Monday, January 5, 2009
11 Planets. David Aguilar, National Geographic Children's Books, 2008.
It's a geeky thing to admit, but I totally have a soft spot for the Harvard Smithsonian Center for Astrophysics.
Maybe it's because one of my college astronomy professors is married to a researcher there, and she took her students to visit the labs. Whatever the reason, I thought it was pretty cool that David Aguilar, a director at the CfA, is both the writer and illustrator of 11 Planets.
For a man who probably gets most of his images off the pixels of a CCD, Aguilar creates some beautiful drawings. He covers the eleven planets of the title, along with some other highlights of this solar system and a look at the solar systems that have only recently been discovered.
If the title count seems off to you, there's a good chance you went through science class before the International Astronomical Union decided to make everyone's mnemonics obsolete.
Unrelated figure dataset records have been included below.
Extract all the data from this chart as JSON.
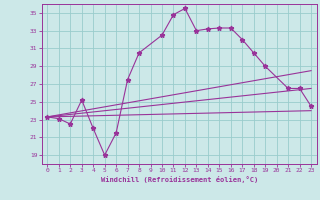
{
  "xlabel": "Windchill (Refroidissement éolien,°C)",
  "ylabel": "",
  "background_color": "#cce8e8",
  "grid_color": "#99cccc",
  "line_color": "#993399",
  "xlim": [
    -0.5,
    23.5
  ],
  "ylim": [
    18,
    36
  ],
  "xticks": [
    0,
    1,
    2,
    3,
    4,
    5,
    6,
    7,
    8,
    9,
    10,
    11,
    12,
    13,
    14,
    15,
    16,
    17,
    18,
    19,
    20,
    21,
    22,
    23
  ],
  "yticks": [
    19,
    21,
    23,
    25,
    27,
    29,
    31,
    33,
    35
  ],
  "line1": {
    "x": [
      0,
      1,
      2,
      3,
      4,
      5,
      6,
      7,
      8,
      10,
      11,
      12,
      13,
      14,
      15,
      16,
      17,
      18,
      19,
      21,
      22,
      23
    ],
    "y": [
      23.3,
      23.1,
      22.5,
      25.2,
      22.0,
      19.0,
      21.5,
      27.5,
      30.5,
      32.5,
      34.8,
      35.5,
      33.0,
      33.2,
      33.3,
      33.3,
      32.0,
      30.5,
      29.0,
      26.5,
      26.5,
      24.5
    ]
  },
  "line2": {
    "x": [
      0,
      23
    ],
    "y": [
      23.3,
      24.0
    ]
  },
  "line3": {
    "x": [
      0,
      23
    ],
    "y": [
      23.3,
      26.5
    ]
  },
  "line4": {
    "x": [
      0,
      23
    ],
    "y": [
      23.3,
      28.5
    ]
  }
}
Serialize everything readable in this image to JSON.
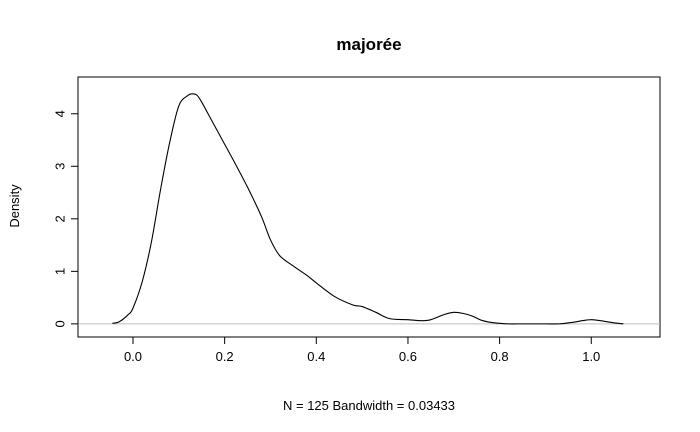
{
  "chart_data": {
    "type": "line",
    "title": "majorée",
    "xlabel": "N = 125   Bandwidth = 0.03433",
    "ylabel": "Density",
    "xlim": [
      -0.12,
      1.15
    ],
    "ylim": [
      -0.25,
      4.7
    ],
    "x_ticks": [
      0.0,
      0.2,
      0.4,
      0.6,
      0.8,
      1.0
    ],
    "x_tick_labels": [
      "0.0",
      "0.2",
      "0.4",
      "0.6",
      "0.8",
      "1.0"
    ],
    "y_ticks": [
      0,
      1,
      2,
      3,
      4
    ],
    "y_tick_labels": [
      "0",
      "1",
      "2",
      "3",
      "4"
    ],
    "baseline": 0,
    "grid": false,
    "legend": "none",
    "series": [
      {
        "x": [
          -0.045,
          -0.03,
          -0.01,
          0.0,
          0.02,
          0.04,
          0.06,
          0.08,
          0.1,
          0.12,
          0.13,
          0.14,
          0.15,
          0.17,
          0.2,
          0.22,
          0.25,
          0.28,
          0.3,
          0.32,
          0.35,
          0.38,
          0.4,
          0.44,
          0.48,
          0.5,
          0.53,
          0.56,
          0.6,
          0.63,
          0.65,
          0.68,
          0.7,
          0.72,
          0.74,
          0.76,
          0.78,
          0.8,
          0.82,
          0.84,
          0.87,
          0.9,
          0.93,
          0.96,
          0.98,
          1.0,
          1.02,
          1.05,
          1.07
        ],
        "y": [
          0.01,
          0.04,
          0.18,
          0.3,
          0.8,
          1.55,
          2.55,
          3.45,
          4.15,
          4.35,
          4.38,
          4.35,
          4.22,
          3.9,
          3.42,
          3.1,
          2.6,
          2.05,
          1.6,
          1.3,
          1.1,
          0.92,
          0.78,
          0.52,
          0.36,
          0.33,
          0.22,
          0.1,
          0.08,
          0.06,
          0.08,
          0.18,
          0.22,
          0.2,
          0.15,
          0.07,
          0.03,
          0.01,
          0.0,
          0.0,
          0.0,
          0.0,
          0.0,
          0.03,
          0.06,
          0.08,
          0.06,
          0.02,
          0.0
        ]
      }
    ]
  }
}
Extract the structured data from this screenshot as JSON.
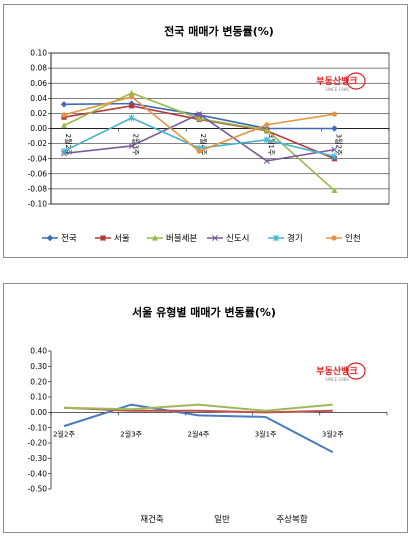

There are now, according to the IAU, which gets to make the rules for this sort of thing, eight full-fledged planets and three minor ones. The minor planets include the now-demoted Pluto, the large asteroid Ceres, and Eris, which had the even cooler name Xena until the official body decided to weigh in. The name they chose is hardly inappropriate, though: in Greek mythology, Eris' domain is discord.
11 Planets is a Cybils Middle Grade/YA Non-Fiction finalist.